The defiance continues amid state violence, despite bringing in former Scotland Yard commissioner John Yates to tart up the image of the country’s police force. Yates quit the Met, you will remember, in the wake of the News of the World hacking scandal last summer. He recently wrote to Formula 1’s governing body president Jean Todt saying he feels safer living in Bahrain “than I have often felt in London”. No comment.
Amnesty pours cold water on Bahrain’s attempt to create a new image for itself with a series of “reforms”. The organisation’s report published today concludes:
Prisoners still in jail include 14 leading opposition figures and a prominent trade unionist. Among them is al-Khawaja, who has been on hunger strike for almost 70 days in protest at his imprisonment. Immediately after his arrest in April last year, al-Khawaja’s jaw was broken and required major surgery.
Reforms have been piecemeal, perhaps aiming to appease Bahrain’s international partners, and have failed to provide real accountability and justice for the victims. Human rights violations are continuing unabated. The government is refusing to release scores of prisoners who are incarcerated because they called for meaningful political reforms, and is failing to address the Shi’a majority’s deeply-seated sense of discrimination and political marginalization, which has exacerbated sectarian divides in the country.
In hospital he was blindfolded the whole time and handcuffed to the bed. Discharged against the recommendations of his doctor, al-Khawaja was placed in solitary confinement and has been beaten, suffered sexual assault and other torture.
Amnesty reports that the country’s security forces remain unaffected by “institutional changes” introduced by the government. Several people have died in recent months as a result of what is described as the “reckless use of tear gas”. The number of deaths had reached at least 60 by April 2012.
That the F1 race is going ahead is in no small part the result of the work done by PR consultants to “correct inaccurate reporting”. At the heart of the operation is David Cracknell, former political editor of the Sunday Times and whose Big Tent Communications is current PR consultant for the government of Bahrain.
Matt Hardigree, writing for the auto website Jalopnik, says that a series of emails from Cracknell have sought to convey the image of a peaceful Bahrain and that the F1 race should go ahead.
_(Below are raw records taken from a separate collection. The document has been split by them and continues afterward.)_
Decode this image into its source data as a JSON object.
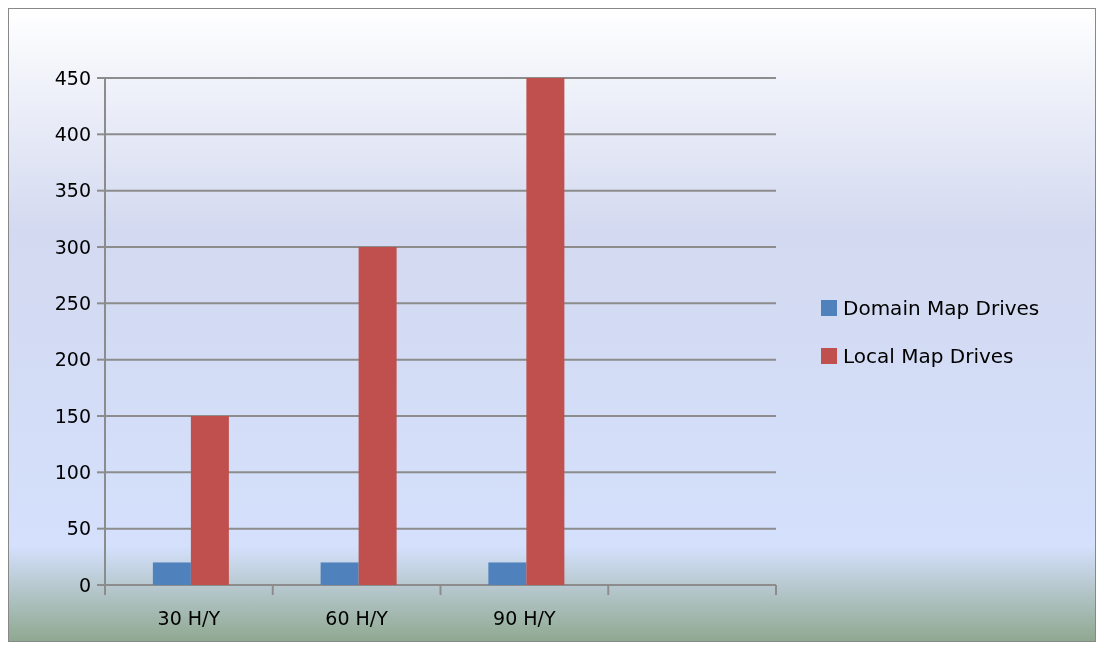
{
  "chart_data": {
    "type": "bar",
    "categories": [
      "30 H/Y",
      "60 H/Y",
      "90 H/Y",
      null
    ],
    "series": [
      {
        "name": "Domain Map Drives",
        "color": "#4f81bd",
        "values": [
          20,
          20,
          20,
          null
        ]
      },
      {
        "name": "Local Map Drives",
        "color": "#c0504d",
        "values": [
          150,
          300,
          450,
          null
        ]
      }
    ],
    "ylim": [
      0,
      450
    ],
    "yticks": [
      0,
      50,
      100,
      150,
      200,
      250,
      300,
      350,
      400,
      450
    ],
    "grid": "y",
    "legend": "right"
  }
}
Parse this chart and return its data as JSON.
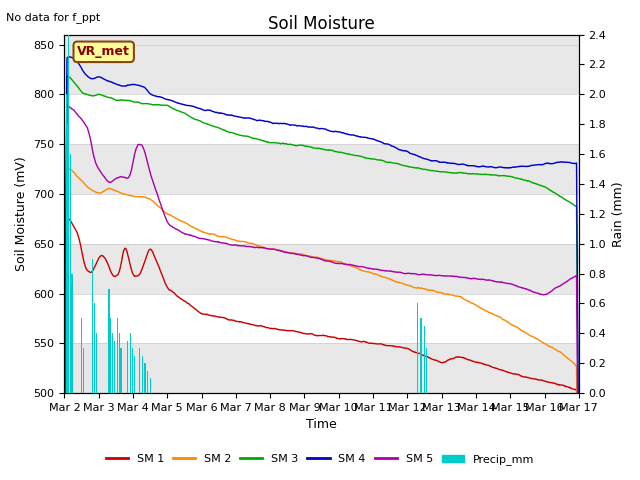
{
  "title": "Soil Moisture",
  "xlabel": "Time",
  "ylabel_left": "Soil Moisture (mV)",
  "ylabel_right": "Rain (mm)",
  "annotation_text": "No data for f_ppt",
  "vr_met_label": "VR_met",
  "ylim_left": [
    500,
    860
  ],
  "ylim_right": [
    0.0,
    2.4
  ],
  "yticks_left": [
    500,
    550,
    600,
    650,
    700,
    750,
    800,
    850
  ],
  "yticks_right": [
    0.0,
    0.2,
    0.4,
    0.6,
    0.8,
    1.0,
    1.2,
    1.4,
    1.6,
    1.8,
    2.0,
    2.2,
    2.4
  ],
  "x_labels": [
    "Mar 2",
    "Mar 3",
    "Mar 4",
    "Mar 5",
    "Mar 6",
    "Mar 7",
    "Mar 8",
    "Mar 9",
    "Mar 10",
    "Mar 11",
    "Mar 12",
    "Mar 13",
    "Mar 14",
    "Mar 15",
    "Mar 16",
    "Mar 17"
  ],
  "colors": {
    "SM1": "#cc0000",
    "SM2": "#ff8800",
    "SM3": "#00aa00",
    "SM4": "#0000cc",
    "SM5": "#aa00aa",
    "Precip": "#00cccc",
    "bg_band": "#e8e8e8"
  },
  "background_color": "#ffffff",
  "sm1_kp_x": [
    0,
    0.15,
    0.4,
    0.6,
    0.8,
    1.05,
    1.2,
    1.4,
    1.6,
    1.75,
    2.0,
    2.2,
    2.5,
    3.0,
    4.0,
    6.0,
    8.0,
    10.0,
    10.5,
    11.0,
    11.5,
    13.0,
    14.5,
    15.0
  ],
  "sm1_kp_y": [
    680,
    675,
    660,
    625,
    620,
    640,
    635,
    617,
    618,
    652,
    617,
    618,
    648,
    605,
    580,
    565,
    555,
    545,
    537,
    530,
    537,
    520,
    508,
    502
  ],
  "sm2_kp_x": [
    0,
    0.2,
    0.7,
    1.0,
    1.3,
    1.7,
    2.0,
    2.5,
    3.0,
    4.0,
    6.0,
    8.0,
    10.0,
    11.5,
    13.0,
    14.5,
    15.0
  ],
  "sm2_kp_y": [
    728,
    724,
    706,
    700,
    706,
    700,
    698,
    695,
    680,
    662,
    645,
    632,
    608,
    597,
    570,
    540,
    525
  ],
  "sm3_kp_x": [
    0,
    0.15,
    0.5,
    0.8,
    1.0,
    1.5,
    2.0,
    2.5,
    3.0,
    4.0,
    5.0,
    6.0,
    7.0,
    8.0,
    9.0,
    10.0,
    11.0,
    12.0,
    13.0,
    14.0,
    15.0
  ],
  "sm3_kp_y": [
    820,
    818,
    802,
    798,
    800,
    795,
    793,
    790,
    789,
    772,
    760,
    752,
    748,
    742,
    735,
    728,
    722,
    720,
    718,
    708,
    685
  ],
  "sm4_kp_x": [
    0,
    0.15,
    0.3,
    0.6,
    0.8,
    1.0,
    1.3,
    1.7,
    2.0,
    2.3,
    2.5,
    3.0,
    3.5,
    4.0,
    5.0,
    6.0,
    7.0,
    8.0,
    9.0,
    10.0,
    10.5,
    11.0,
    11.5,
    12.0,
    13.0,
    14.0,
    14.5,
    15.0
  ],
  "sm4_kp_y": [
    835,
    838,
    836,
    820,
    815,
    818,
    813,
    808,
    810,
    808,
    800,
    795,
    790,
    785,
    778,
    772,
    768,
    762,
    755,
    742,
    735,
    732,
    730,
    728,
    726,
    730,
    732,
    730
  ],
  "sm5_kp_x": [
    0,
    0.15,
    0.3,
    0.5,
    0.7,
    0.9,
    1.1,
    1.3,
    1.6,
    1.9,
    2.1,
    2.3,
    2.5,
    2.7,
    3.0,
    3.5,
    4.0,
    5.0,
    6.0,
    7.0,
    8.0,
    9.0,
    10.0,
    11.0,
    12.0,
    13.0,
    14.0,
    15.0
  ],
  "sm5_kp_y": [
    790,
    788,
    783,
    775,
    765,
    730,
    720,
    710,
    718,
    715,
    750,
    748,
    720,
    700,
    670,
    660,
    655,
    648,
    645,
    638,
    630,
    625,
    620,
    618,
    615,
    610,
    598,
    620
  ],
  "precip_times": [
    0.05,
    0.08,
    0.12,
    0.18,
    0.22,
    0.5,
    0.55,
    0.82,
    0.88,
    0.93,
    1.3,
    1.35,
    1.4,
    1.45,
    1.55,
    1.6,
    1.65,
    1.85,
    1.92,
    1.98,
    2.05,
    2.2,
    2.28,
    2.35,
    2.42,
    2.5,
    10.3,
    10.4,
    10.5,
    10.55
  ],
  "precip_heights": [
    2.0,
    1.8,
    2.4,
    1.6,
    0.8,
    0.5,
    0.3,
    0.9,
    0.6,
    0.4,
    0.7,
    0.5,
    0.4,
    0.35,
    0.5,
    0.4,
    0.3,
    0.35,
    0.4,
    0.3,
    0.25,
    0.3,
    0.25,
    0.2,
    0.15,
    0.1,
    0.6,
    0.5,
    0.45,
    0.3
  ]
}
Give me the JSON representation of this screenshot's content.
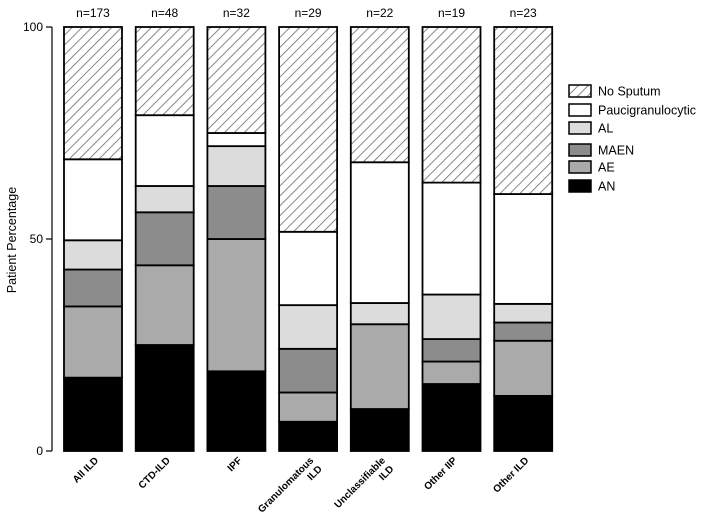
{
  "chart_data": {
    "type": "bar",
    "stacked": true,
    "ylabel": "Patient Percentage",
    "ylim": [
      0,
      100
    ],
    "yticks": [
      0,
      50,
      100
    ],
    "categories": [
      [
        "All ILD"
      ],
      [
        "CTD-ILD"
      ],
      [
        "IPF"
      ],
      [
        "Granulomatous",
        "ILD"
      ],
      [
        "Unclassifiable",
        "ILD"
      ],
      [
        "Other IIP"
      ],
      [
        "Other ILD"
      ]
    ],
    "n_labels": [
      "n=173",
      "n=48",
      "n=32",
      "n=29",
      "n=22",
      "n=19",
      "n=23"
    ],
    "series": [
      {
        "name": "AN",
        "color": "#000000",
        "values": [
          17.3,
          25.0,
          18.8,
          6.9,
          9.9,
          15.8,
          13.0
        ]
      },
      {
        "name": "AE",
        "color": "#aaaaaa",
        "values": [
          16.8,
          18.8,
          31.2,
          6.9,
          20.0,
          5.3,
          13.0
        ]
      },
      {
        "name": "MAEN",
        "color": "#8c8c8c",
        "values": [
          8.7,
          12.5,
          12.5,
          10.3,
          0.0,
          5.3,
          4.3
        ]
      },
      {
        "name": "AL",
        "color": "#dcdcdc",
        "values": [
          6.9,
          6.2,
          9.4,
          10.3,
          5.0,
          10.5,
          4.4
        ]
      },
      {
        "name": "Paucigranulocytic",
        "color": "#ffffff",
        "values": [
          19.1,
          16.7,
          3.1,
          17.3,
          33.2,
          26.4,
          25.9
        ]
      },
      {
        "name": "No Sputum",
        "color": "hatch",
        "values": [
          31.2,
          20.8,
          25.0,
          48.3,
          31.9,
          36.7,
          39.4
        ]
      }
    ],
    "legend": {
      "position": "right",
      "order": [
        "No Sputum",
        "Paucigranulocytic",
        "AL",
        "MAEN",
        "AE",
        "AN"
      ]
    }
  }
}
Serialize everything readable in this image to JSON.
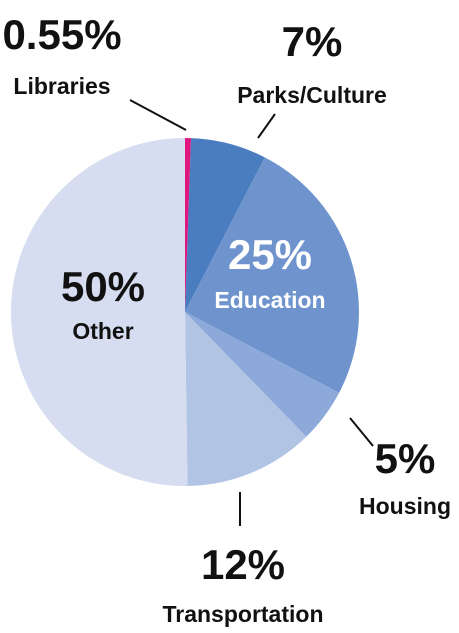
{
  "chart_data": {
    "type": "pie",
    "categories": [
      "Libraries",
      "Parks/Culture",
      "Education",
      "Housing",
      "Transportation",
      "Other"
    ],
    "values": [
      0.55,
      7,
      25,
      5,
      12,
      50
    ],
    "value_labels": [
      "0.55%",
      "7%",
      "25%",
      "5%",
      "12%",
      "50%"
    ],
    "colors": [
      "#e0177f",
      "#4a7dbf",
      "#6f94cd",
      "#8ca9d9",
      "#b2c4e4",
      "#d6ddf0"
    ]
  }
}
The e-mails sent to me — and other motoring journalists — are filled with statements attempting to delegitimize reports of torture and protests that attempt to paint Bahrain as safe. At the same time, Cracknell highlights what he describes as attacks on police. Reading his emails it's as if there are two Bahrains that exist simultaneously; one filled with violent, evil anti-government protestors who rage against the police and another that's mostly peaceful.
No doubt there will be protests in Bahrain against the holding of the race. Most likely they will result in deaths. But Formula 1 is extremely big business and the blood of a few Bahrainis is not going to be allowed to interrupt proceedings.